For the month of March, 2.7% of all mortgages in the U.S. were in some stage of delinquency (30 days or more past due, including those in foreclosure), representing a 2.2 percentage point decrease compared to 4.9% in March 2021, according to the latest Loan Performance Insights Report for March 2022 from CoreLogic, released this past week.
Additional key findings:
- Early-stage delinquencies (30 to 59 days past due): 1%, unchanged from March 2021.
- Adverse delinquency (60 to 89 days past due): 0.3%, down from 0.4% in March 2021.
- Serious delinquency (90 days or more past due, including loans in foreclosure): 1.4%, down from 3.5% in March 2021 and a high of 4.3% in August 2020.
- Foreclosure inventory rate (the share of mortgages in some stage of the foreclosure process): 0.2%, down from 0.3% in March 2021. This remains the lowest foreclosure rate recorded since at least January 1999.
- Transition rate (the share of mortgages that transitioned from current to 30 days past due): 0.5%, up from 0.4% in March 2021.
State and metro takeaways:
- In March, all states posted annual declines in their overall delinquency rate. The states with the largest declines were Nevada (down 3.6 percentage points), Hawaii (down by 3.3 percentage points) and New Jersey (down by 3.2 percentage points). The remaining states, including the District of Columbia, registered annual delinquency rate drops between 3.1 percentage points and 0.9 percentage points.
- All U.S. metro areas posted at least a small annual decrease in overall delinquency rates, with Odessa, Texas (down 6.3 percentage points); Kahului-Wailuku-Lahaina, Hawaii (down 5.4 percentage points) and Laredo, Texas (down 5.2 percentage points) posting the largest drops. Those three metro areas also saw the largest annual deliquency declines in the country in January and February of 2022.
The takeaway:
CoreLogic says the national mortgage delinquency rate once again declined year over year and reached another historic low in March, with foreclosure activity following suit.
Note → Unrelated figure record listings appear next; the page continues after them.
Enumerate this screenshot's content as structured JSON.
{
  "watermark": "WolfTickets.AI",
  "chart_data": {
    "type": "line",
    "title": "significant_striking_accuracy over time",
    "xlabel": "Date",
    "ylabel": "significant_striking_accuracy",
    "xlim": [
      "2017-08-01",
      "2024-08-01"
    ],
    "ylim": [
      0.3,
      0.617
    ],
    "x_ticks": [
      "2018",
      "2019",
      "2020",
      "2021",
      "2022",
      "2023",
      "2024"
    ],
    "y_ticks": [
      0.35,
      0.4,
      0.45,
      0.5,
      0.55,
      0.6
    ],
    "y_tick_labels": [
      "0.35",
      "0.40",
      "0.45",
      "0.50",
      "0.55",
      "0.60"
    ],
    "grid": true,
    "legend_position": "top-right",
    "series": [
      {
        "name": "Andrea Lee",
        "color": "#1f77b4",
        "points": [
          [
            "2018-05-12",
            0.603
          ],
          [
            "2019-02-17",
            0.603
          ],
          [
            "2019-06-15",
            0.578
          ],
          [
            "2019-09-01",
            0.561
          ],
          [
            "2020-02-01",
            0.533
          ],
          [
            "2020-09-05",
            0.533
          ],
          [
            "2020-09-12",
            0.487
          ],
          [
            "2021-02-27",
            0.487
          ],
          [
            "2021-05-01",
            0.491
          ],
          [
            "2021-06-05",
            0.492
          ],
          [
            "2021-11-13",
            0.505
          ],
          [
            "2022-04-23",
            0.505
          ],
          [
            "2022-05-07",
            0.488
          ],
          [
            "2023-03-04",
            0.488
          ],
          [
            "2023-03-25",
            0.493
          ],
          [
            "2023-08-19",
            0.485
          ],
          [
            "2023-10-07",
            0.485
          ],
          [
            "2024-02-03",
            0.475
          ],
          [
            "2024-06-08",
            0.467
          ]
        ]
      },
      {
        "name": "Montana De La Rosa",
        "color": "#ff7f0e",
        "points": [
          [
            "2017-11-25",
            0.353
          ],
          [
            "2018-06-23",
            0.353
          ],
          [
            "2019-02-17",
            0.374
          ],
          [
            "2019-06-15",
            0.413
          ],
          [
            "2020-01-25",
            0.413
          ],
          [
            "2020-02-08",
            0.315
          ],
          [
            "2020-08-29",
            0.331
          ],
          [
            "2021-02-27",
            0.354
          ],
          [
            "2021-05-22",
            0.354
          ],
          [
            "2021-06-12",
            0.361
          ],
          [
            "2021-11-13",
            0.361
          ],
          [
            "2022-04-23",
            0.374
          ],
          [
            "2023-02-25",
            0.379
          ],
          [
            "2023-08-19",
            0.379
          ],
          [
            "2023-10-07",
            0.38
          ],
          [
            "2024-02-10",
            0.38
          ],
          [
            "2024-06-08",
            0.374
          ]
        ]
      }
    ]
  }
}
A strong job market and income growth continue to drive down the number of property owners who are late on their mortgage payments, while rising home prices and the resulting equity gains are providing alternative options to those who may be coming out of forbearance and/or facing foreclosures, CoreLogic says. In the first quarter of 2022, U.S. homeowners saw equity increase by more than 32% on an annual basis, with the average borrower earning nearly $64,000 over the past year.
“The share of borrowers in any stage of delinquency was at an all-time low in the first quarter of 2022,” said Molly Boesel, principal economist at CoreLogic. “However, more than one-third of delinquent mortgages remain six months or more past due on their payments. While we may see an uptick in distressed sales over the coming year, historic home equity gains should keep these sales from reaching elevated levels.”